To investigate genetic responses of Salmonella negotiating transition from water to tomato, a targeted RT-qPCR assay was employed. S. Newport and S. Heidelberg were incubated for 30 days in non-tidal fresh water, and assay controls were prepared as previously described. At the time of inoculation, aliquots of inoculum were fixed with RNAlater. The remaining aliquots were inoculated onto cv. ‘Red Robin’ tomatoes. Bacteria were collected after incuation for RNA extraction. Samples are being assayed for multiple genes indicative of response to environmental stresses.

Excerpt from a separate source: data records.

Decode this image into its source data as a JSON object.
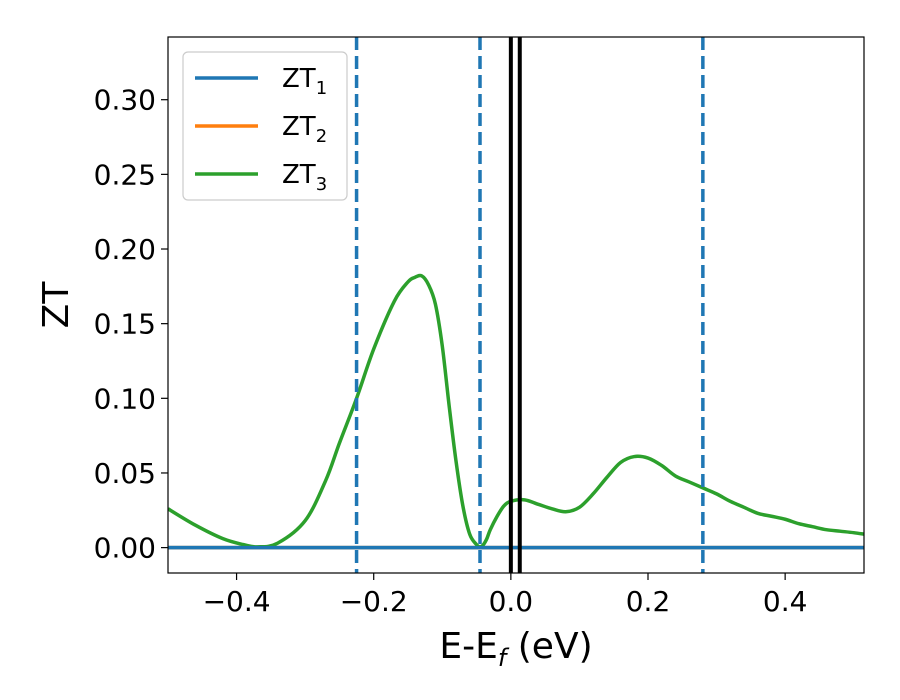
{
  "chart_data": {
    "type": "line",
    "xlabel": "E-E",
    "xlabel_subscript": "f",
    "xlabel_suffix": " (eV)",
    "ylabel": "ZT",
    "xlim": [
      -0.5,
      0.515
    ],
    "ylim": [
      -0.017,
      0.342
    ],
    "x_ticks": [
      -0.4,
      -0.2,
      0.0,
      0.2,
      0.4
    ],
    "x_tick_labels": [
      "−0.4",
      "−0.2",
      "0.0",
      "0.2",
      "0.4"
    ],
    "y_ticks": [
      0.0,
      0.05,
      0.1,
      0.15,
      0.2,
      0.25,
      0.3
    ],
    "y_tick_labels": [
      "0.00",
      "0.05",
      "0.10",
      "0.15",
      "0.20",
      "0.25",
      "0.30"
    ],
    "grid": false,
    "legend_position": "top-left",
    "series": [
      {
        "name": "ZT",
        "name_subscript": "1",
        "color": "#1f77b4",
        "x": [
          -0.5,
          0.515
        ],
        "y": [
          0.0,
          0.0
        ]
      },
      {
        "name": "ZT",
        "name_subscript": "2",
        "color": "#ff7f0e",
        "x": [
          -0.5,
          0.515
        ],
        "y": [
          0.0,
          0.0
        ]
      },
      {
        "name": "ZT",
        "name_subscript": "3",
        "color": "#2ca02c",
        "x": [
          -0.5,
          -0.46,
          -0.42,
          -0.39,
          -0.37,
          -0.34,
          -0.3,
          -0.27,
          -0.25,
          -0.225,
          -0.2,
          -0.17,
          -0.15,
          -0.14,
          -0.13,
          -0.12,
          -0.11,
          -0.1,
          -0.09,
          -0.08,
          -0.07,
          -0.06,
          -0.05,
          -0.045,
          -0.04,
          -0.035,
          -0.03,
          -0.02,
          -0.01,
          0.0,
          0.02,
          0.04,
          0.06,
          0.08,
          0.1,
          0.12,
          0.14,
          0.16,
          0.18,
          0.2,
          0.22,
          0.24,
          0.26,
          0.28,
          0.3,
          0.32,
          0.34,
          0.36,
          0.38,
          0.4,
          0.42,
          0.44,
          0.46,
          0.48,
          0.5,
          0.515
        ],
        "y": [
          0.026,
          0.015,
          0.006,
          0.002,
          0.0005,
          0.003,
          0.018,
          0.045,
          0.07,
          0.1,
          0.133,
          0.165,
          0.178,
          0.181,
          0.182,
          0.176,
          0.163,
          0.135,
          0.095,
          0.058,
          0.028,
          0.009,
          0.002,
          0.0005,
          0.002,
          0.006,
          0.012,
          0.021,
          0.028,
          0.031,
          0.032,
          0.029,
          0.026,
          0.024,
          0.027,
          0.036,
          0.047,
          0.057,
          0.061,
          0.06,
          0.055,
          0.048,
          0.044,
          0.04,
          0.036,
          0.031,
          0.027,
          0.023,
          0.021,
          0.019,
          0.016,
          0.014,
          0.012,
          0.011,
          0.01,
          0.009
        ]
      }
    ],
    "vlines": [
      {
        "x": -0.225,
        "style": "dashed",
        "color": "#1f77b4"
      },
      {
        "x": -0.045,
        "style": "dashed",
        "color": "#1f77b4"
      },
      {
        "x": 0.28,
        "style": "dashed",
        "color": "#1f77b4"
      },
      {
        "x": 0.0,
        "style": "solid",
        "color": "#000000"
      },
      {
        "x": 0.013,
        "style": "solid",
        "color": "#000000"
      }
    ]
  }
}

S. enterica differentially persisted in water with respect to water type and serovar. Comparing viability assessment methods for Salmonella residing in water for 60 days, non-tidal fresh water samples displayed significantly different rates of decline between qpcr and standard plating methods. Regarding the culturable fraction, reclaimed water had the least decline and non-tidal fresh water had the most decline. Attachment strength varied significantly by water type; pond water supported the strongest attachment across serovars. S. Heidelberg exhibited the weakest attachment in all water types. Both S. Javiana and Heidelberg exhibited significantly higher transferability from all water types to tomatoes than from tryptic soy broth, but S. Javiana better colonized tomato fruit than S. Heidelberg. Pond water supported the least amount of transfer compared to other water across all serovars tested. Interestingly, incubation time in water significantly influenced transfer in only one type of non-tidal fresh water. Finally, S. Heidelberg exhibited the poorest transfer from water to crops regardless of water type or incubation time in water.